Image source, Reuters
Image caption,

McIlroy was met by his emotional mother as he left the 18th green a three-time major champion

But that latter performance was overshadowed for many outside Northern Ireland by the crescendo to the London Olympics, pushed from the back pages by the most successful fortnight in British sporting history. Both were played out late in the European evening on satellite television.

An Open, just as Wimbledon does for tennis, brings in the masses - the dabblers, the part-timers, the kids and the occasionals. It also brings in the mums, not least Mrs Rosie McIlroy, who has never before witnessed one of her son's major moments.

There is no greater stage for a golfer in Britain, and no greater prize that McIlroy could have won.

Rory's rise

When McIlroy won the PGA Championship in 2012at the age of 23, he became the youngest player since Seve Ballesteros to win two majors. Tiger Woods was about four months older than McIlroy when he won his second major.
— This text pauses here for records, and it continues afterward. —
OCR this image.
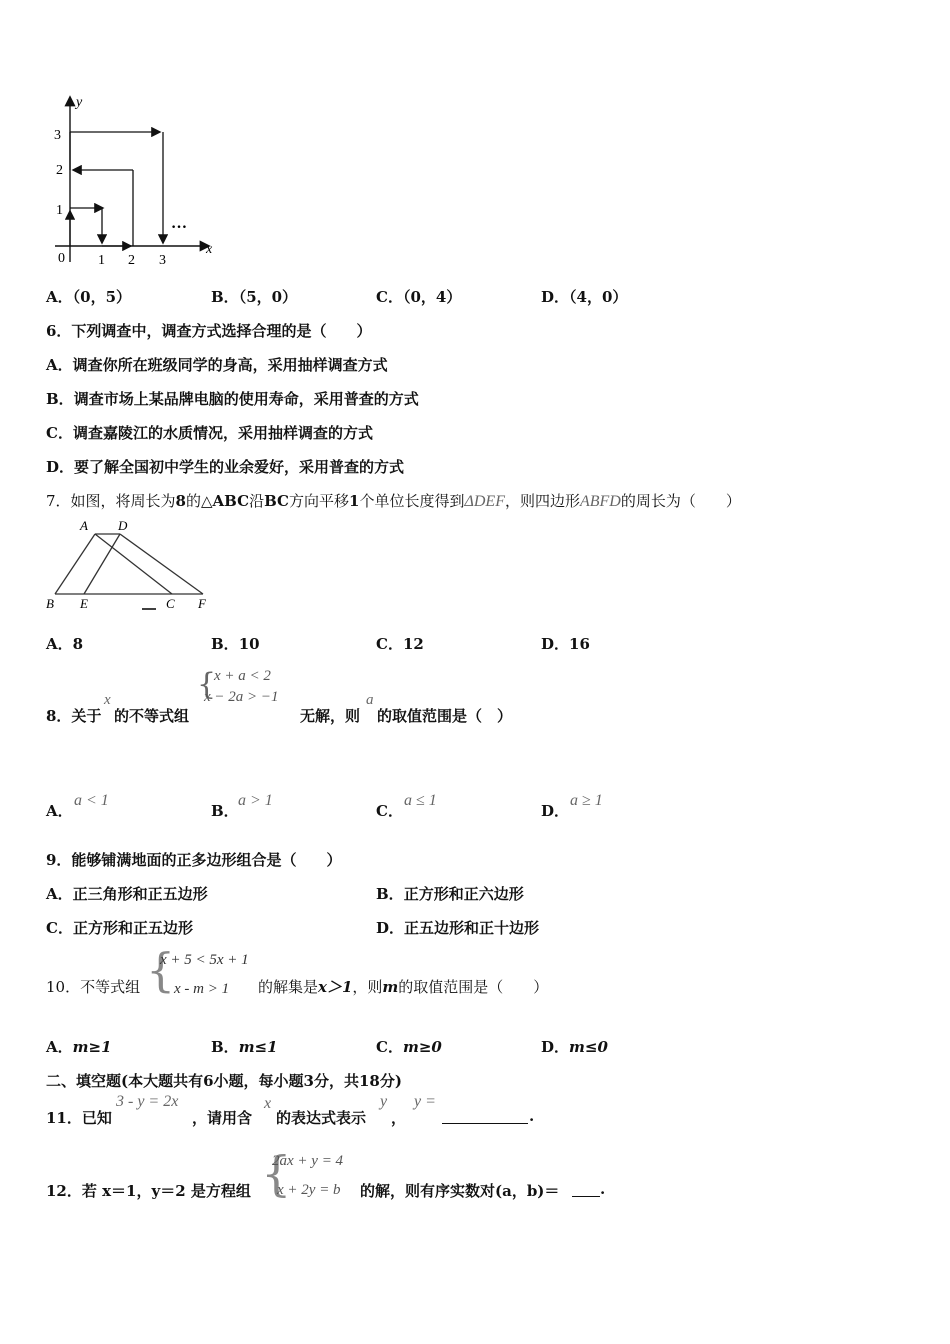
y
x
0 1 2 3
1
2
3
…
A．（0，5）	B．（5，0）	C．（0，4）	D．（4，0）
6．下列调查中，调查方式选择合理的是（　　）
A．调查你所在班级同学的身高，采用抽样调查方式
B．调查市场上某品牌电脑的使用寿命，采用普查的方式
C．调查嘉陵江的水质情况，采用抽样调查的方式
D．要了解全国初中学生的业余爱好，采用普查的方式
7．如图，将周长为8的△ABC沿BC方向平移1个单位长度得到ΔDEF，则四边形ABFD的周长为（　　）
A D
B E	C F
A．8	B．10	C．12	D．16
8．关于
x
的不等式组
{
x + a < 2
x − 2a > −1
无解，则
a
的取值范围是（　）
A．
a < 1
B．
a > 1
C．
a ≤ 1
D．
a ≥ 1
9．能够铺满地面的正多边形组合是（　　）
A．正三角形和正五边形	B．正方形和正六边形
C．正方形和正五边形	D．正五边形和正十边形
10．不等式组 {
x + 5 < 5x + 1
x - m > 1 的解集是x＞1，则m的取值范围是（　　）
A．m≥1	B．m≤1	C．m≥0	D．m≤0
二、填空题(本大题共有6小题，每小题3分，共18分)
11．已知
3 - y = 2x
，请用含
x
的表达式表示
y
，
y =
.
12．若 x＝1，y＝2 是方程组 {
2ax + y = 4
x + 2y = b 的解，则有序实数对(a，b)＝	.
Even before this week he was ranked by industry magazine SportsPro as the third most marketable sportsman in the world, behind only footballers Neymar and Lionel Messi. Even 18 months ago Nike was prepared to pay him £75m over five years as Tiger's heir apparent.

As he strolled back down the 18th on Sunday evening, holding the Claret Jug aloft to those four-deep down the fairway as well as the ones jangling their jewellery in the posh seats, you sensed it was the start of something bigger still.

Venerated golf writer Bernard Darwin watched the last of his Opens on this course before McIlroy's parents even met. But his famous line rang as true on this blustery evening as it had half a century before: "Hoylake, blown upon by mighty winds, breeder of mighty champions."